Airbus Helicopters ramping up H175 production

By Thierry Dubois | November 29, 2017

Estimated reading time 3 minutes, 33 seconds.

Airbus Helicopters is, at last, ramping up the production of the H175 super medium twin to levels the company had been planning before the offshore oil-and-gas downturn hit in 2013 to 2014.

The production rate is increasing at the H175 assembly line in Marignane, France.
The production rate is increasing at the H175 assembly line in Marignane, France. The 20th aircraft has just been delivered and is set to enter service soon. Airbus Helicopters Photo

Eleven examples of the H175 will be delivered this year, according to program director Marc Allongue. Next year, the production rate is to increase to 14 or 15. The full capacity, 30, is expected to be reached in 2020.

In June 2014, six months before the entry into service of the H175, Airbus was planning on 18 deliveries in 2015. The plan had to be drastically altered. In March this year, only 12 H175s were in service.

But the program is gaining momentum. The 20th aircraft has just been delivered and is to enter service soon. A total of 100 aircraft have been ordered and the main customer, Belgium-based NHV, is operating 10. The average availability in the in-service fleet has been measured at “more than 80 percent,” Allongue said.

The H175 meets the needs of the offshore oil-and-gas industry in terms of safety and comfort, according to Airbus Helicopters chief executive officer Guillaume Faury. In addition to NHV, two major offshore operators — Babcock and CHC — have the type in their fleet. Some own the aircraft, while some lease them from companies like Milestone Aviation. Seventeen H175s have been delivered for oil-and-gas offshore operations.

The sector has not recovered but it still needs helicopters. David Prevor, Airbus Helicopters’ head of marketing, also noted a softening in the trend to automate oil rigs. Over the past five years, 40 to 50 percent of the new rigs were automated, at a significant investment.

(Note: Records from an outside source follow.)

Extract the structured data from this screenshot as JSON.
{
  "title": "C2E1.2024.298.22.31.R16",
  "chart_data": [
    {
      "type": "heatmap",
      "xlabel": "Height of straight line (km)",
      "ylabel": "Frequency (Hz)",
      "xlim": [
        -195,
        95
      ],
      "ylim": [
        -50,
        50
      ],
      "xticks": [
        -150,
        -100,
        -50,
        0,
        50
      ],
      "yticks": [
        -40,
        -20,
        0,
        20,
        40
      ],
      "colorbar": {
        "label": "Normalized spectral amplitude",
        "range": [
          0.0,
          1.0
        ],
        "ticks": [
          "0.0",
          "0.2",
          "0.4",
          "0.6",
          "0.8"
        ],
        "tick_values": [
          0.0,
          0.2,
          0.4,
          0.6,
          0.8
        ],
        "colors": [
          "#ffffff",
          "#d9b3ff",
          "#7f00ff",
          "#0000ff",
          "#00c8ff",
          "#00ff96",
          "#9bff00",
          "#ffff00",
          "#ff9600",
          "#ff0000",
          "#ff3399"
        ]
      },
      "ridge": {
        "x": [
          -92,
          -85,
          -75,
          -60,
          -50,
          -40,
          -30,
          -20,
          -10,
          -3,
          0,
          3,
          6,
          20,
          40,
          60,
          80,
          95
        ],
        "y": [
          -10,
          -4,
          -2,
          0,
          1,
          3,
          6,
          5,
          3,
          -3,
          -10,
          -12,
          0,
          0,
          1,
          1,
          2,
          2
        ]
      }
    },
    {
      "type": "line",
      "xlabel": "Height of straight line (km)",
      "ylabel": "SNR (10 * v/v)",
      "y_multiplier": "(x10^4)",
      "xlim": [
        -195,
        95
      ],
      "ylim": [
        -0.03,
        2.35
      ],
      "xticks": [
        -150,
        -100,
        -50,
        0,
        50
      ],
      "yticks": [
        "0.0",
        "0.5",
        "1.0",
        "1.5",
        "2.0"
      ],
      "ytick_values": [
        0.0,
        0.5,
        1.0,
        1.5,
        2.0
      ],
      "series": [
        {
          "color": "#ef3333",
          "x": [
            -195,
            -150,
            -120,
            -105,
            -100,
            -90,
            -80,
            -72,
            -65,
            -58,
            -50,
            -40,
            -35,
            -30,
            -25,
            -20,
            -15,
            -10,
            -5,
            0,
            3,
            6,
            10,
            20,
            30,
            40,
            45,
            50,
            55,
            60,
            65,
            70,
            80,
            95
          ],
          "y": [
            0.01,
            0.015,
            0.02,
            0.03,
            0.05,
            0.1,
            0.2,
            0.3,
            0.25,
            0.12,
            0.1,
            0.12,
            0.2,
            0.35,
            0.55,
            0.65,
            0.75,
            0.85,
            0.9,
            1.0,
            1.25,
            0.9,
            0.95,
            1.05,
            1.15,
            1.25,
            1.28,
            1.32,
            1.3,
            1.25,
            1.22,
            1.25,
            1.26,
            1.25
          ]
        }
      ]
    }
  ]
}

Another factor in the current success of the program has been orders — three — from the VIP sector. One H175 flies to and from a 480-foot super-yacht.

Finally, parapublic missions have been the source of more sales, to Thailand and Hong Kong, for instance. The “Public Services” variant is being developed for its first customer, Hong Kong’s Government Flying Service. “Technical acceptance” is scheduled for late this year and the first delivery is to take place in the middle of next year.

The H175 is a 50/50 joint development with China’s Avicopter. Although the program started in 2005 and the first flight took place in 2009, the quality of the Chinese components — such as the tail boom — still has to be carefully monitored. Some 20 Airbus Helicopters employees are with their counterparts at Avicopter’s factories in Harbin and Changsha. They help with both H175 production and development of the Chinese version, the AC352.

The 18-passenger version is in development, targeting a mid-2018 entry into service. In addition to the interior layout, emergency evacuation procedures have to be reworked and life rafts have to be adapted.

On the final assembly line in Marignane, southeast France, ongoing improvements include reducing the production cycle to 15 weeks, from 52.